Pour Paul Ricoeur, la souffrance est une impuissance à dire, à faire, à raconter, à s'estimer, donc une impuissance à s'affirmer comme sujet. Mais il y a danger dans le renoncement à penser, à choisir, à lutter, à prendre en compte beaucoup trop son passé, à s'inquiéter pour son avenir ou à vouloir vivre dans le présent pour ne plus se poser de questions.
 
Chacun vit dans son monde intérieur, dans une réalité construite et fictive. " Cela signifie que dans notre monde intérieur, non seulement les objets (au sens large) persistent comme telle, mais aussi la signification et la valeur qu'on leur a données. De ce point de vue, nous vivons dans une réalité imaginaire qui toutefois de façon étonnante, nous permet de prendre des décisions concrètes et d'agir (p.125 Les citations sont issues du livre Une logique de la communication, éd. du Seuil, 1979, Paul Watzlawick, Janet Helmick Beavin , Donald De Avila Jackson)".
 
" Par définition, puisque chacun vit dans une fiction, le contexte relationnel est prédominant.
 
 La question du sens de la réalité est très exactement le serpent qui se mord la queue : attribuer un sens à la réalité revient à construire une réalité fictive, imaginaire, qui donne signification et valeur à ce qui nous entoure, à ce que nous vivons. On peut dire que le sens donné est la réponse à la question du sens qui elle-même ne se poserait pas si nous n'étions pas aptes à structurer notre environnement (principe de réflexivité et de circularité).

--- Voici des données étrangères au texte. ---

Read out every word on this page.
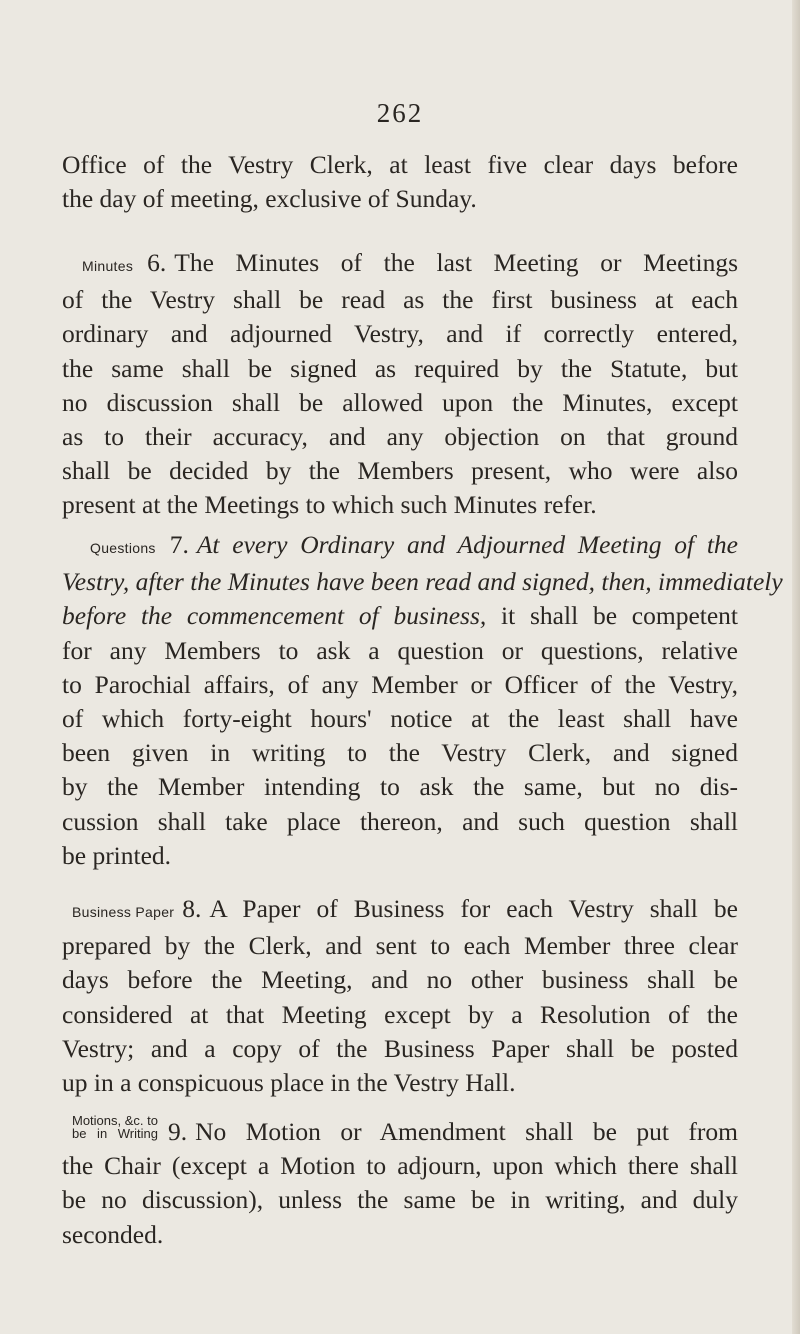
262
Office of the Vestry Clerk, at least five clear days before
the day of meeting, exclusive of Sunday.
Minutes 6. The Minutes of the last Meeting or Meetings
of the Vestry shall be read as the first business at each
ordinary and adjourned Vestry, and if correctly entered,
the same shall be signed as required by the Statute, but
no discussion shall be allowed upon the Minutes, except
as to their accuracy, and any objection on that ground
shall be decided by the Members present, who were also
present at the Meetings to which such Minutes refer.
Questions 7. At every Ordinary and Adjourned Meeting of the
Vestry, after the Minutes have been read and signed, then, immediately
before the commencement of business, it shall be competent
for any Members to ask a question or questions, relative
to Parochial affairs, of any Member or Officer of the Vestry,
of which forty-eight hours' notice at the least shall have
been given in writing to the Vestry Clerk, and signed
by the Member intending to ask the same, but no dis-
cussion shall take place thereon, and such question shall
be printed.
Business Paper 8. A Paper of Business for each Vestry shall be
prepared by the Clerk, and sent to each Member three clear
days before the Meeting, and no other business shall be
considered at that Meeting except by a Resolution of the
Vestry; and a copy of the Business Paper shall be posted
up in a conspicuous place in the Vestry Hall.
Motions, &c. to
be in Writing 9. No Motion or Amendment shall be put from
the Chair (except a Motion to adjourn, upon which there shall
be no discussion), unless the same be in writing, and duly
seconded.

 « Dans une perspective constructiviste, on dirait que la tentative d'établir un monde dépourvu de toute perturbation engendre une réalité au plus haut point perturbée (p.157). Ou pour le dire autrement que celui qui souffre mentalement ne souffre pas de la réalité "réelle" mais de sa conception de la réalité (p.165). »
 
Chaque individu se définit ainsi par rapport à son entourage dans des relations de symétrie et de complémentarité, non pas dans une causalité linéaire mais dans une causalité circulaire, avec des changements, des adaptations, des consensus stables ou fluctuants. Les relations symétriques se définissent par une compétition, une concurrence ouverte entre deux ou plusieurs personnes : elle peut être reconnue sur le principe d'alternance, sur celui de reconnaissance mutuelle, vécue dans le conflit, dans l'escalade symétrique. Elle dépend largement des fictions individuelles, donc de la façon dont chacun ponctue la séquence des faits (voit la réalité). Les relations complémentaires sont d'un autre ordre : elles délimitent les positions "hautes" et "basses", le dominant et le dominé, le maître et l'esclave. Elle peut être acceptée, tolérée, nécessaire, fonction des compétences et des aptitudes individuelles, etc. Mais elle n'est jamais une simple causalité linéaire. Cependant, pour qu'une fiction puisse fonctionner, il faut principalement qu'elle réponde à la loi de la diversité suffisante, que sa complexité soit au moins égale à celle de son environnement. Si la fiction est trop simple, trop statique ou simplement mal adaptée, l'individu s'engage dans une régression infinie ; il se condamne à répéter sans cesse ses règles de fonctionnement, à faire donc plus de la même chose. Car tout système est une fatale imperfection, une approximation et une interprétation de la réalité. Le fait que nous vivions dans une réalité imaginaire qui ne peut que structurer l'irrationnel exige l'abandon de toute prétention à détenir la vérité dernière. " Il n'y a pas d'idée plus meurtrière que la conviction aberrante et partagée par toutes les idéologies d'être en possession de la solution définitive (p.149)." L'idéologue crée en fait un paradoxe du type « Soyez spontanés ». Il crée avec habileté l'impression qu'un enthousiasme (ou le bon sens) réellement passionné bouillonne en chacun, et quiconque n'en est pas habité fait mieux de reconnaître que quelque chose ne tourne pas rond chez lui... (p.215). »
 
Ainsi, entre MOI, LES AUTRES et LA RÉALITÉ, il y a essentiellement des fictions, des manières personnelles et différentes d'interpréter toute chose et de réagir.
Nos chemins de vie se situent sur une crête étroite, entre toutes les formes de vulnérabilités, génétiques, développementales, historiques et culturelles, et les mécanismes de protection, de dépassement mis en place. À l'évidence, pour résilier un malheur passé.

La communication gamma

  1. Une récente étude de la neurologue Fabienne Picard permet de supposer que l'insula serait impliquée dans un mécanisme de prédiction de la façon dont le corps va se sentir quelques instants plus tard. C’est elle qui nous indiquerait que faire si l’environnement a changé. Si la prédiction est correcte ou l’erreur négligeable, alors nous nous sentons bien. Dans le cas contraire, nous ressentons un malaise qui stimule une nouvelle recherche d’adaptation. La comparaison entre la prédiction et la réalité est donc permanente. L'insula est impliquée dans nombre d'émotions de base: la souffrance, l'injustice, la colère, la peur, le dégoût, le bonheur et la tristesse. C'est elle qui établit une carte du corps en temps réel.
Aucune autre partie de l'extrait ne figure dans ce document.